From this we can obviously see that even at 3/4 of the way heated we are using huge amounts of fuel relative to what we will eventually need. When you go to start a boiler it is strongly in your best interest to have a bunch of spare fuel on hand to keep it going full bore till you hit max heat. Get your fuel production up first, and let it run a while before you start the boiler. If you are doing a large boiler (or even worse a large HP boiler) you are going to want a LOT of fuel on hand.
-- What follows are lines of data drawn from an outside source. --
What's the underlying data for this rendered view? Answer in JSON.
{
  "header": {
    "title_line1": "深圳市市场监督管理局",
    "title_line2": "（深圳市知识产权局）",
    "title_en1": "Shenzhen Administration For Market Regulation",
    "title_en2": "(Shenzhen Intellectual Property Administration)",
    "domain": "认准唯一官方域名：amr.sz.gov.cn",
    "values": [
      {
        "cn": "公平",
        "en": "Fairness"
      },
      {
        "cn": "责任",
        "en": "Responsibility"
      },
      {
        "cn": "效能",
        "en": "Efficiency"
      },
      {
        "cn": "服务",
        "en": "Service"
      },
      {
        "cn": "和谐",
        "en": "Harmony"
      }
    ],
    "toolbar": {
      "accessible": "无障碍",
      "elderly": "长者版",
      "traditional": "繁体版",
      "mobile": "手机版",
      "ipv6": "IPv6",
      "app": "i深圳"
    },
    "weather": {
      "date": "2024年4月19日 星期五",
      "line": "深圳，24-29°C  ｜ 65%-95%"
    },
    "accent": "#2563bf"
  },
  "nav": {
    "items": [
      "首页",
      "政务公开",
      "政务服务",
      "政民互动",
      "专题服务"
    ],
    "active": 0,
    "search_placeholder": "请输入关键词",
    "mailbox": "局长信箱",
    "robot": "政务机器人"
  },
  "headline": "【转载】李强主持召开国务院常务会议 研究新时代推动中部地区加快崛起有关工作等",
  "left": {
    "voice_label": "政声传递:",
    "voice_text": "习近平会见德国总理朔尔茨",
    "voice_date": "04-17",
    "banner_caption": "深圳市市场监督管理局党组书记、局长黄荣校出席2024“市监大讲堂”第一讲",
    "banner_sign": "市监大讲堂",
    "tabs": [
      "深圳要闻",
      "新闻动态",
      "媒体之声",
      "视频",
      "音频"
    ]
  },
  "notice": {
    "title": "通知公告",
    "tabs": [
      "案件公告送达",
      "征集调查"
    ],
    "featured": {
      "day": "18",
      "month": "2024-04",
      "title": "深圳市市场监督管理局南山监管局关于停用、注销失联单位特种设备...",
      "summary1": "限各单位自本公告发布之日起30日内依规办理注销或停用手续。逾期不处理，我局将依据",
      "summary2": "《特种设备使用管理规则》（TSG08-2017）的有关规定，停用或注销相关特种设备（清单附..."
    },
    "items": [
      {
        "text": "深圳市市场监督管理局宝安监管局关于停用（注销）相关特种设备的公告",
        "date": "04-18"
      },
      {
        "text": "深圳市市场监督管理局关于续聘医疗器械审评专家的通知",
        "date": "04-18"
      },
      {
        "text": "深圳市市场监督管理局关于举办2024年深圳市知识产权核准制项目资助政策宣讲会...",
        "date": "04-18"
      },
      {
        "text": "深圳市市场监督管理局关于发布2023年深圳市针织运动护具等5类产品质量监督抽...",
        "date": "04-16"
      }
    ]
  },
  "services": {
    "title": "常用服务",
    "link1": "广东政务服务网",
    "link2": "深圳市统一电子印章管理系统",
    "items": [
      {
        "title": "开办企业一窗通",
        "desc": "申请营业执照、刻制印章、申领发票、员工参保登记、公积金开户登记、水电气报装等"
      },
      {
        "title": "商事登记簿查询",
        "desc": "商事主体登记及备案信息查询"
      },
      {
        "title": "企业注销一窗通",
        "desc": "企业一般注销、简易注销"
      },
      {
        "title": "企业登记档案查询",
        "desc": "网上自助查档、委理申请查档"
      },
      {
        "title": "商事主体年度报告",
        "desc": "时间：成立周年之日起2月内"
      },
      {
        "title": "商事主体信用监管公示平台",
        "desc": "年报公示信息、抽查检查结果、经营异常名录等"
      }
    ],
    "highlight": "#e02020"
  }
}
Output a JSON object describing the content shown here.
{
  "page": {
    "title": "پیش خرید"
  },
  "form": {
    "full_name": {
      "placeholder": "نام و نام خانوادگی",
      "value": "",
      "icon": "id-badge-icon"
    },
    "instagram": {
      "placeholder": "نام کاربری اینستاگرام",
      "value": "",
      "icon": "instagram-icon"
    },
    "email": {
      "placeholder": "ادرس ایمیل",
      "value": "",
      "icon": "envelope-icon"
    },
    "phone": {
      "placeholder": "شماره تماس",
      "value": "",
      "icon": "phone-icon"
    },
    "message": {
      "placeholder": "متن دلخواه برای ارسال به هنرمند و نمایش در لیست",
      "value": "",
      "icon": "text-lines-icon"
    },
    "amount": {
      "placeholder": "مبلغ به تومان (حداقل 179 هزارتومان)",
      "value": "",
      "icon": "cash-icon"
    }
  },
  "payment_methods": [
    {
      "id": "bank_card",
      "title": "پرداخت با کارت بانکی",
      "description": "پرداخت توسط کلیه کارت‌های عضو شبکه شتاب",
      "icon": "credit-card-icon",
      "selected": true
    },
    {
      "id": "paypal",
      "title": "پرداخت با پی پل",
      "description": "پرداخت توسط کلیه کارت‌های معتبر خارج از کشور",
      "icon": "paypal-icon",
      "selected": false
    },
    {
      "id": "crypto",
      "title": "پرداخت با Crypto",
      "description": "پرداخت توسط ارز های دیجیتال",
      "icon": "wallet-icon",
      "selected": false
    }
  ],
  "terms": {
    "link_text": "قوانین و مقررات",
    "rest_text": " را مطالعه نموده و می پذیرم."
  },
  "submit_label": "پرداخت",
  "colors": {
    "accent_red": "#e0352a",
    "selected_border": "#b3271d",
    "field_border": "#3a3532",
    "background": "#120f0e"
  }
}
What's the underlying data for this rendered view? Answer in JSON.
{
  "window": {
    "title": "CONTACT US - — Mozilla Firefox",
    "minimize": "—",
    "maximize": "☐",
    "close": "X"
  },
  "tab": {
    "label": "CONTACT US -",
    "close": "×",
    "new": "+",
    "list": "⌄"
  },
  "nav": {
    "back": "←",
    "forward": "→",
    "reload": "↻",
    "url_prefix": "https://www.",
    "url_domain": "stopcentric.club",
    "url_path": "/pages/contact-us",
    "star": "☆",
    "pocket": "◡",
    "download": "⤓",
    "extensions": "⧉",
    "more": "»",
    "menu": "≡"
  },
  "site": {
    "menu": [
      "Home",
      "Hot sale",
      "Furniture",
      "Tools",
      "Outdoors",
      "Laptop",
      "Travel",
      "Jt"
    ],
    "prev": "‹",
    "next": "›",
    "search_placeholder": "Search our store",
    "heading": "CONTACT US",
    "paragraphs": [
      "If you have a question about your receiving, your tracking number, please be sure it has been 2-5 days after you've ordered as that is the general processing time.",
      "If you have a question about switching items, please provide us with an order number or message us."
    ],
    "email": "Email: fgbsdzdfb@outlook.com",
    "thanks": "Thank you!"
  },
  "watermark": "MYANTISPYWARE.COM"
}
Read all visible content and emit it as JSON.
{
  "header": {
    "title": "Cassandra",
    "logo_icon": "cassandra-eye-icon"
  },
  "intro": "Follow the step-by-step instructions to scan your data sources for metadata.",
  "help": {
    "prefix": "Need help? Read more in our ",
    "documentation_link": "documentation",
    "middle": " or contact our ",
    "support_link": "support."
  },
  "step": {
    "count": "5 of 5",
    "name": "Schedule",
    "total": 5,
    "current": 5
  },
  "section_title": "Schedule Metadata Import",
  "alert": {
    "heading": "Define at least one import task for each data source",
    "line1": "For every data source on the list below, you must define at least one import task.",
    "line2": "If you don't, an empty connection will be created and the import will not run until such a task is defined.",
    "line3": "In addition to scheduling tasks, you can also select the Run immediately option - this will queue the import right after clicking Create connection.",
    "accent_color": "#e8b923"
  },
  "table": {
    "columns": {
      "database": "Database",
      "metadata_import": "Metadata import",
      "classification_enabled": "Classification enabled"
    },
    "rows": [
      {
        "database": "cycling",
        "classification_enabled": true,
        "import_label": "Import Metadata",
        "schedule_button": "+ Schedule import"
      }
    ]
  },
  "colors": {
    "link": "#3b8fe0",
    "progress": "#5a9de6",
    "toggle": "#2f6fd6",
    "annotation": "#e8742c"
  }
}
It is worth noting based on the other equation posted to the wiki (pasted below) both the high and low pressure boilers obtain the same fuel efficiency per steam at max heat (HP use twice the fuel, but produce twice the steam). Startup costs and space usage should be the factors you contemplate when deciding which to use.

Base Fuel Usage Per Tick (base) = ( (6.4 - numTanks * 0.08) / ( 16 LP or 8 HP ) ) * numTanks

and fkit, since I am doing math, base heat use per 10 steam (2 MJ): (fuel is consumed and steam is generated each tick ofc)

1 tank (1x1 firebox): .395 heat
12 tanks (2x2 firebox max): .34 heat ~14% reduction
36 tanks (3x3 firebox max): .24 heat ~40% reduction.

EDIT: AliasXNeo posted while I was writing it up with the equations, still leaving this up since it gives a few numbers for quick reference and analysis.